Manufacturing Industry
Price War Takes a Toll
Electronic News, August 23, 1999 by Linley Gwennap
The costs of Intel's price war at the low end are starting to show. The intended target, Advanced Micro Devices, is certainly suffering. But Intel is also feeling the pain: the company's second-quarter revenue and ASP (average selling price) were both down from the previous quarter, despite expectations that they would be steady. With AMD's Athlon poised to enter the market, the price war could spread to Intel's Pentium III products -- which could prove disastrous for both companies.
The genesis of the price war came late last year as Intel's weak Celeron offerings were being hammered by low-end chips from AMD, Cyrix, and even IDT. Whenever Intel's market share dips below 80 percent, a big red light starts flashing in the chief executive officer's office. In fourth quarter 1998, Intel's share of the x86 PC-processor market was only 75 percent, according to our estimates, with AMD's rising to 14 percent. CEO Barrett immediately put the Celeron troops on wartime status.
Wasting no time, Intel launched its price war on the first business day of this year by cutting its Celeron prices in half and introducing two new speed grades at once. Unable to increase its K6 clock speeds as rapidly, AMD saw its ASP plummet from $89 to $67 as it matched the Celeron price cuts. As a result, AMD went rapidly into the red after reporting a modest operating profit in fourth quarter 1998.
Even as it cut prices, AMD began losing business. Traditionally stingy Intel began offering big discounts off its already low Celeron list prices - anything to get a design win away from the competition. OEM sources report buying Celerons for as little as $40 earlier this year, despite a minimum list price of about $65.
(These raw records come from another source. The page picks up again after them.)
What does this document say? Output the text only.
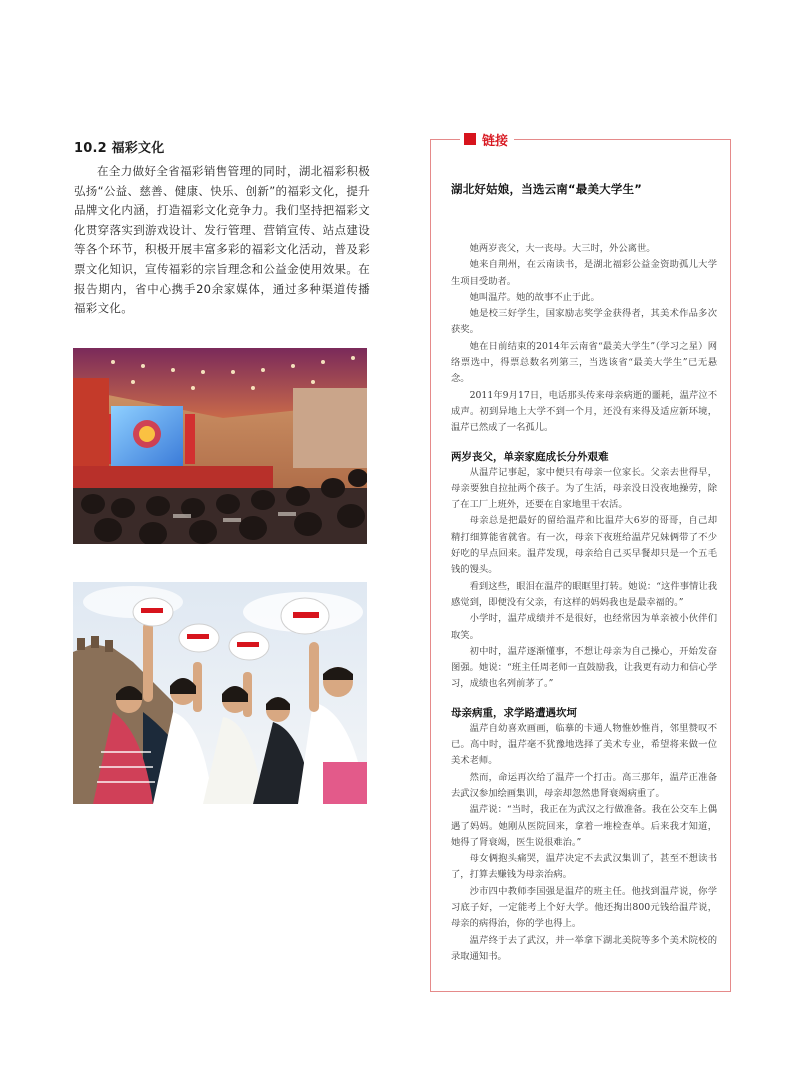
10.2 福彩文化

在全力做好全省福彩销售管理的同时，湖北福彩积极弘扬“公益、慈善、健康、快乐、创新”的福彩文化，提升品牌文化内涵，打造福彩文化竞争力。我们坚持把福彩文化贯穿落实到游戏设计、发行管理、营销宣传、站点建设等各个环节，积极开展丰富多彩的福彩文化活动，普及彩票文化知识，宣传福彩的宗旨理念和公益金使用效果。在报告期内，省中心携手20余家媒体，通过多种渠道传播福彩文化。

链接
湖北好姑娘，当选云南“最美大学生”

她两岁丧父，大一丧母。大三时，外公离世。

她来自荆州，在云南读书，是湖北福彩公益金资助孤儿大学生项目受助者。

她叫温芹。她的故事不止于此。

她是校三好学生，国家励志奖学金获得者，其美术作品多次获奖。

她在日前结束的2014年云南省“最美大学生”（学习之星）网络票选中，得票总数名列第三，当选该省“最美大学生”已无悬念。

2011年9月17日，电话那头传来母亲病逝的噩耗，温芹泣不成声。初到异地上大学不到一个月，还没有来得及适应新环境，温芹已然成了一名孤儿。

两岁丧父，单亲家庭成长分外艰难

从温芹记事起，家中便只有母亲一位家长。父亲去世得早，母亲要独自拉扯两个孩子。为了生活，母亲没日没夜地操劳，除了在工厂上班外，还要在自家地里干农活。

母亲总是把最好的留给温芹和比温芹大6岁的哥哥，自己却精打细算能省就省。有一次，母亲下夜班给温芹兄妹俩带了不少好吃的早点回来。温芹发现，母亲给自己买早餐却只是一个五毛钱的馒头。

看到这些，眼泪在温芹的眼眶里打转。她说：“这件事情让我感觉到，即便没有父亲，有这样的妈妈我也是最幸福的。”

小学时，温芹成绩并不是很好，也经常因为单亲被小伙伴们取笑。

初中时，温芹逐渐懂事，不想让母亲为自己操心，开始发奋图强。她说：“班主任周老师一直鼓励我，让我更有动力和信心学习，成绩也名列前茅了。”

母亲病重，求学路遭遇坎坷

温芹自幼喜欢画画，临摹的卡通人物惟妙惟肖，邻里赞叹不已。高中时，温芹毫不犹豫地选择了美术专业，希望将来做一位美术老师。

然而，命运再次给了温芹一个打击。高三那年，温芹正准备去武汉参加绘画集训，母亲却忽然患肾衰竭病重了。

温芹说：“当时，我正在为武汉之行做准备。我在公交车上偶遇了妈妈。她刚从医院回来，拿着一堆检查单。后来我才知道，她得了肾衰竭，医生说很难治。”

母女俩抱头痛哭，温芹决定不去武汉集训了，甚至不想读书了，打算去赚钱为母亲治病。

沙市四中教师李国强是温芹的班主任。他找到温芹说，你学习底子好，一定能考上个好大学。他还掏出800元钱给温芹说，母亲的病得治，你的学也得上。

温芹终于去了武汉，并一举拿下湖北美院等多个美术院校的录取通知书。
As a result of this aggressive campaign, Intel's market share soared to 81 percent, while AMD's share fell to 13 percent of the market. In the second quarter, AMD actually built more than 2.3 million K6 processors that it couldn't sell, due to Intel's aggressive discounting.
Amazingly, Intel reported in the first quarter that its ASP was essentially unchanged from the previous quarter, despite the Celeron price cuts. Intel's trick was to use revenues from its high-priced Xeon products to offset declining prices in PC processors.
In the PC-processor market, second-quarter revenues are typically similar to first-quarter revenues, but this time Intel finally took damage from its own price war. We estimate that Intel's PC-processor ASP fell another $10 in the quarter, too much for Xeon to make up for. As a result, the overall ASP fell from $225 to $217, creating a 5 percent decline in revenue from first quarter 1999.
Compared with AMD, Intel is hardly in dire straits. But Intel's gains in market share have not been enough to make up for its decline in ASP. Therefore, we have to question the company's wisdom in continuing this campaign.
The key question is how Intel will react to Athlon (also known as the K7). The company has been able to dive-bomb Celeron prices, in part because that brand supplies only 10 percent of Intel's total CPU revenue and less than 5 percent of its profits. With 80 percent of its revenue coming from the Pentium II and Pentium III lines (the remainder is from Xeon), the company must be less callous about hurting its cash cow.
For now, Intel should simply ignore Athlon, waiting to see whether AMD succeeds in bringing the product to market and keeping it competitive. Extending the price war to Athlon will hurt Intel far more than AMD. Intel will ship more than 30 million Pentium II/III chips in the second half of 1999, while AMD isn't likely to ship more than one million to two million Athlons. A $50 price cut in this segment would cost AMD less than $100 million but would cost Intel about $1.5 billion.
That's not chump change, even for Intel. For the shareholders' sake, it's time to curtail the price war.
Linley Gwennap is editor of Microprocessor Report, published by Cahners Microdesign Resources.